2015年11月26日、東京地裁で2008年に開催されていた関係省庁により構成された「秘密保全法制に関する検討チーム」とその作業チームの議事録・資料の一部不開示決定を争っていた情報公開訴訟の判決が出されました。
原告は当会理事長個人です。判決は、原告の訴えを棄却するものです。
検討チームは、秘密保護法制につながる初期段階の検討を行ったもので、関係省庁が参集していました。この検討チーム報告書ののち、「情報保全の在り方に関する有識者会議」が2009年に設けられて検討が進められていましたが、民主党に政権交代して有識者会議は中断。その後、民主党政権の下で2010年に別に有識者懇談会が設置されて秘密保全法制の検討が行われていました。最終的には2013年12月に特定秘密保護法として成立するわけですが、その初期段階であり、基本的な考え方は検討チーム報告書でまとめられていました。
この検討チームとそのもとに設置された作業グループの会議資料と議事録の情報公開請求を行ったところ、一部不開示決定となりましたがほぼ内容は不開示となりました(一部開示された文書はこちらに掲載)。不服申立てでも決定変更されなかったため、提訴していました。
提訴後、特定秘密保護法が成立したことを受けて、資料については開示範囲を拡大する決定が訴訟中に行われましたが、引き続き不開示となったのが以下のものです。
[不開示部分]
①会議内容の議事録(一部は開示)
②秘密取扱者適格性確認制度の概要等に関する部分
不開示とした理由は、①は非公開を前提に行われた会議なので、会議内容を公にすると自由闊達な意見が言えなくなり、また、非公開前提の会議の内容を公開すると今後関係省庁からの協力が得られなくなるおそれがあり、不開示とするというもの。②は、情報保全対策に関する妨害行為や現行の対策内容に応じた攻撃手法の実行等、情報漏えいの危険性を高める事態を招き、ひいては我が国の安全が害されるおそれがあるので不開示とするというものです。
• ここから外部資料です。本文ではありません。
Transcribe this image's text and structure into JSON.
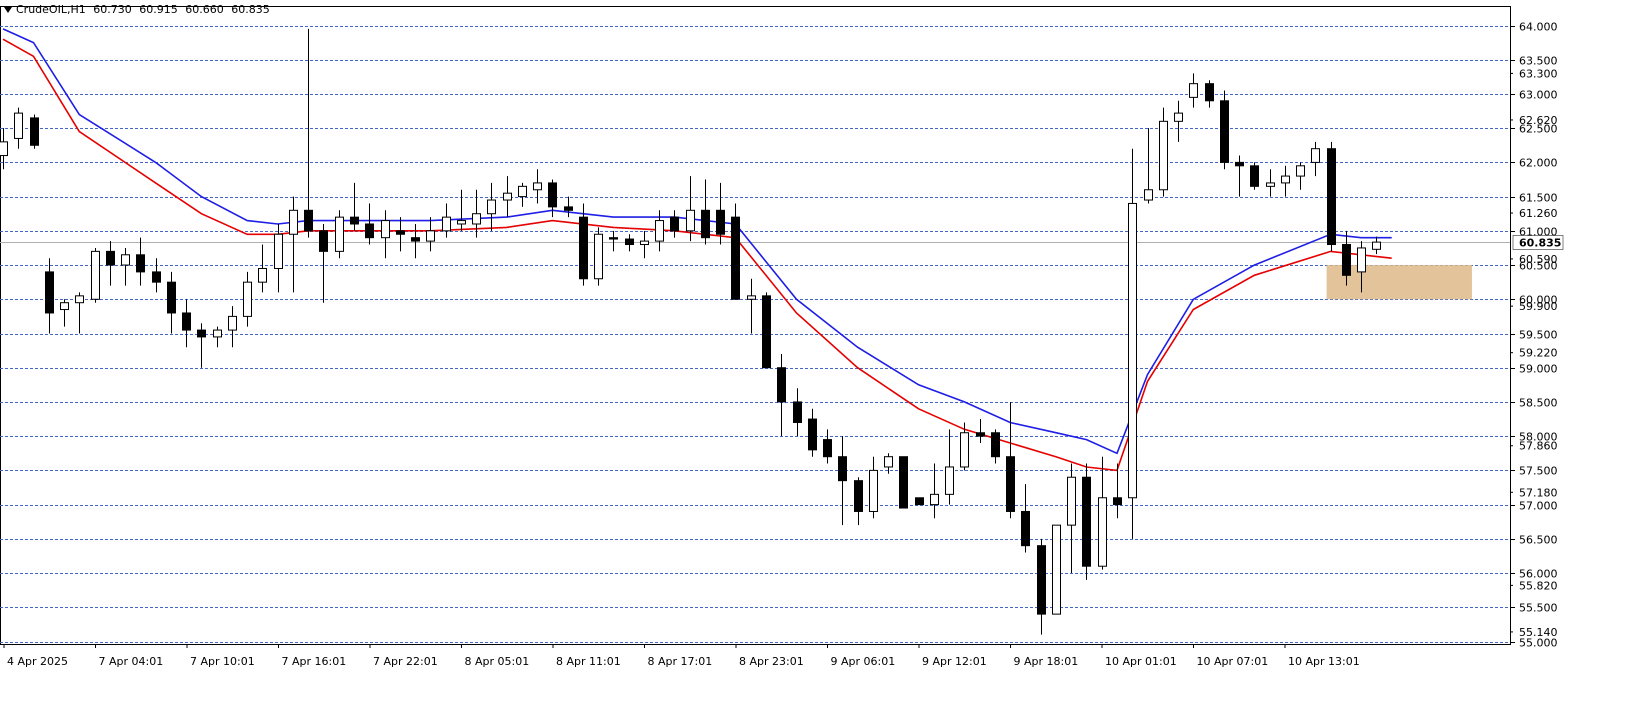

東京地裁判決は、いずれも国の主張を認め、議事録及び秘密取扱者適格性制度を不開示とする判断を妥当とするものです。
原告としてのコメントは以下の通りです。
[コメント]
- 特定秘密保護法につながる初期段階の政府内での検討を行ったのが「秘密保全法制のあり方に関する検討チーム」であり、その経緯を明らかにすることは、政府の説明責任として当然に要請されるものである。特に、検討チームは関係省庁で構成され、そこでの検討は各省庁の認識等を示す点で、極めて重大な意味を持つ
- しかしながら、会議は非公開で行われたが、非公開で行われた会議での発言内容は、非公開を前提にしたものでありそれは報告書の取りまとめが行われた後も、不開示とされることが妥当と判断され、その理由は公にされると率直な意見交換が妨げられ、今後関係省庁の協力が得られなくなるおそれがあるというものだ。関係省庁及びその職員は、政府の政策形成に対して責任をもって関与し、その結果責任を負うべきものであり、そのプロセスに関する説明責任があると同時に、必要な調整・狭義には協力する義務があるというべき。ところが、被告は一貫して公にされると支障があると主張し、裁判所がそれを認めたことは極めて残念。
- 秘密取扱者適格性確認制度については、不開示部分の一部は以下のような部分である。この部分について被告は「どのような場合にどのような手法によって調査が行われるかという手続きの流れが記載されている」と主張しているが、ここに具体的に保護しなければならない秘密が記載されているとはとても言えないと考えるが、裁判所が被告の主張を容認したことは極めて残念である。